Daiyuan Li; Guo Chen; Xixian Wu; Zitong Yu; Mingkui Tan

doi:10.1016/j.neunet.2024.106275

Face anti-spoofing with cross-stage relation enhancement and spoof material perception

Neural Netw. 2024 Mar 27:175:106275. doi: 10.1016/j.neunet.2024.106275. Online ahead of print.

Authors

Daiyuan Li¹, Guo Chen², Xixian Wu³, Zitong Yu⁴, Mingkui Tan⁵

Affiliations

¹ South China University of Technology, Guangzhou, 510006, Guangdong, China; Pazhou Laboratory, Guangzhou, 510000, Guangdong, China; Key Laboratory of Big Data and Intelligent Robot, Ministry of Education, Guangzhou, 510000, Guangdong, China. Electronic address: selidaiyuan@mail.scut.edu.cn.
² South China University of Technology, Guangzhou, 510006, Guangdong, China; CSSC Systems Engineering Research Institute, Beijing, 100000, Beijing, China.
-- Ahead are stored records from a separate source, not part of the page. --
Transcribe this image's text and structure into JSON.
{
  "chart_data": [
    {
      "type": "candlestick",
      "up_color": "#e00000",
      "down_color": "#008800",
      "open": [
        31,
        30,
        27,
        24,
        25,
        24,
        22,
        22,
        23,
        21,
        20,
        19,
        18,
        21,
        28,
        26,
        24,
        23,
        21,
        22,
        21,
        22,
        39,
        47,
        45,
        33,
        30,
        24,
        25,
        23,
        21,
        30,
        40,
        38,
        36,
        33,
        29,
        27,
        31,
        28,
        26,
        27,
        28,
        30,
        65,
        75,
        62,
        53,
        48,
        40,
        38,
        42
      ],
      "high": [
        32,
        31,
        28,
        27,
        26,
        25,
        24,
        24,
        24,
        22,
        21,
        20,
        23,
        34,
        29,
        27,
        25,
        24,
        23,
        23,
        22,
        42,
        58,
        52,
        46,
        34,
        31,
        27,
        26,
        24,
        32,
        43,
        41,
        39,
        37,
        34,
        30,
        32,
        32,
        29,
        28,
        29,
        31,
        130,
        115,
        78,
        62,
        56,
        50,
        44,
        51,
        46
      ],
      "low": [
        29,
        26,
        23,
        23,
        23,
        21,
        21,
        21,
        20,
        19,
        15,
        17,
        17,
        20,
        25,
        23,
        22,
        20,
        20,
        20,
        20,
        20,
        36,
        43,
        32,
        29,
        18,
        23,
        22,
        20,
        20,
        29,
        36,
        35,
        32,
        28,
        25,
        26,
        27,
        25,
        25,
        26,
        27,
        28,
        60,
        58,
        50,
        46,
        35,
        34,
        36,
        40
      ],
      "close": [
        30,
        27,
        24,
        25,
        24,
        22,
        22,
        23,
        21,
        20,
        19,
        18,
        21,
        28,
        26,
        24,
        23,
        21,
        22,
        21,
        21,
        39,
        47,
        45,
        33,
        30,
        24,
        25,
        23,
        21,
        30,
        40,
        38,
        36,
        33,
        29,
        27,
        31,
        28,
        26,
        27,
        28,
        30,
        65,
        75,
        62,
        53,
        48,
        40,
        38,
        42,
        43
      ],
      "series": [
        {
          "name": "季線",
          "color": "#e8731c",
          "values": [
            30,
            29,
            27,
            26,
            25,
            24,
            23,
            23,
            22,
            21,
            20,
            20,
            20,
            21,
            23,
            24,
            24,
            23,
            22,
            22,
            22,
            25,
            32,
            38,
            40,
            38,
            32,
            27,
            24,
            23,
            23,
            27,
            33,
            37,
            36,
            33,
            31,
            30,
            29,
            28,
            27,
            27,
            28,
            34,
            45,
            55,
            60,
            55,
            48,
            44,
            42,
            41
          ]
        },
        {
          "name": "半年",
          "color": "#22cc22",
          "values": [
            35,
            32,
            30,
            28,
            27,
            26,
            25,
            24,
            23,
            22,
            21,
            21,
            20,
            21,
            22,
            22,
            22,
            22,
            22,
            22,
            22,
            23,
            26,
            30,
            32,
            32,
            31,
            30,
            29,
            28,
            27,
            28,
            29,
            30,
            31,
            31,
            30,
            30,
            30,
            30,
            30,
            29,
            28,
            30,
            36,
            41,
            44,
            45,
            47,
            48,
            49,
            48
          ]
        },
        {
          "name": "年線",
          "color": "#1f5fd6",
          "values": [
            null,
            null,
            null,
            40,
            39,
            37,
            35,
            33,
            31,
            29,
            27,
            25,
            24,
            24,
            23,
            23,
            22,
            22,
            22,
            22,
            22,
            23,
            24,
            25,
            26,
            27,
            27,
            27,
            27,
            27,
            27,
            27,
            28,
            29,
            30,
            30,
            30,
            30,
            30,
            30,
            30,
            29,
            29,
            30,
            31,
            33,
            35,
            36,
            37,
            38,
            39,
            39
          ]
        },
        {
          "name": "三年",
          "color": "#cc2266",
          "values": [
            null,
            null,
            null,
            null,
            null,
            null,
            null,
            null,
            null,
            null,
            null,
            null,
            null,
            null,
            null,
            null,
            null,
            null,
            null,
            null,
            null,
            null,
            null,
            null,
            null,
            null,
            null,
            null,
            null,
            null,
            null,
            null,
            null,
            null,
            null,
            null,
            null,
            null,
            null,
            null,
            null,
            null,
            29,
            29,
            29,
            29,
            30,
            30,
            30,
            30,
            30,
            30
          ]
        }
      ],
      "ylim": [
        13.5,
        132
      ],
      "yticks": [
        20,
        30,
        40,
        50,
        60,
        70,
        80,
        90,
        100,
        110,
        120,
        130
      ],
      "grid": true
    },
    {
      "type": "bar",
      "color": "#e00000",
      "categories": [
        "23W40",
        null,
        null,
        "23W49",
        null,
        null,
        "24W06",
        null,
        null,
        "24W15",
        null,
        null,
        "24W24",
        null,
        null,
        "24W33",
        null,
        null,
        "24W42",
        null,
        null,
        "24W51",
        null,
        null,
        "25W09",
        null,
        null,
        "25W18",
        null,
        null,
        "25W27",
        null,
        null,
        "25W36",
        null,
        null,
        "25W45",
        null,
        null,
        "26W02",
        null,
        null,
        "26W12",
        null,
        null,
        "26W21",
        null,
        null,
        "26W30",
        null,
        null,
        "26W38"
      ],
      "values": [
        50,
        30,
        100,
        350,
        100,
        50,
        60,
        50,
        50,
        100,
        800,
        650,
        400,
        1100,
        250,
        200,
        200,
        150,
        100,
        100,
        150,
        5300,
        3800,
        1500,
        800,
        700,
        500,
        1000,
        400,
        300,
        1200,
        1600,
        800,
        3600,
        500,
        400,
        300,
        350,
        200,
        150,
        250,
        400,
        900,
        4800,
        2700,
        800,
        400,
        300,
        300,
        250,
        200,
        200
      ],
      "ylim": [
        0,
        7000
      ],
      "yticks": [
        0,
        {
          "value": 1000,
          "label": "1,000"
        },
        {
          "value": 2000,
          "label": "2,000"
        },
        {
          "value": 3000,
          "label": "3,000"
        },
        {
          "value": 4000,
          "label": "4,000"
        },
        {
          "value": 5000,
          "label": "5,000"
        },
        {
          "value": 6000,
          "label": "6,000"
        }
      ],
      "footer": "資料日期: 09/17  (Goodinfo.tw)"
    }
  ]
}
Electronic address: qwead134@gmail.com.
³ HuNan Gmax Intelligent Technology, Changsha, 410000, Hunan, China. Electronic address: wuxixian@gmax-ai.com.
⁴ Great Bay University, Dongguan, 523000, Guangdong, China. Electronic address: zitong.yu@ieee.org.
⁵ South China University of Technology, Guangzhou, 510006, Guangdong, China. Electronic address: mingkuitan@scut.edu.cn.

PMID: 38653078
DOI: 10.1016/j.neunet.2024.106275

Abstract

Face Anti-Spoofing (FAS) seeks to protect face recognition systems from spoofing attacks, which is applied extensively in scenarios such as access control, electronic payment, and security surveillance systems. Face anti-spoofing requires the integration of local details and global semantic information. Existing CNN-based methods rely on small stride or image patch-based feature extraction structures, which struggle to capture spatial and cross-layer feature correlations effectively. Meanwhile, Transformer-based methods have limitations in extracting discriminative detailed features. To address the aforementioned issues, we introduce a multi-stage CNN-Transformer-based framework, which extracts local features through the convolutional layer and long-distance feature relationships via self-attention. Based on this, we proposed a cross-attention multi-stage feature fusion, employing semantically high-stage features to query task-relevant features in low-stage features for further cross-stage feature fusion. To enhance the discrimination of local features for subtle differences, we design pixel-wise material classification supervision and add a auxiliary branch in the intermediate layers of the model. Moreover, to address the limitations of a single acquisition environment and scarcity of acquisition devices in the existing Near-Infrared dataset, we create a large-scale Near-Infrared Face Anti-Spoofing dataset with 380k pictures of 1040 identities. The proposed method could achieve the state-of-the-art in OULU-NPU and our proposed Near-Infrared dataset at just 1.3GFlops and 3.2M parameter numbers, which demonstrate the effective of the proposed method.

Keywords: Dataset; Face anti-spoofing; Presentation attack; Transformer.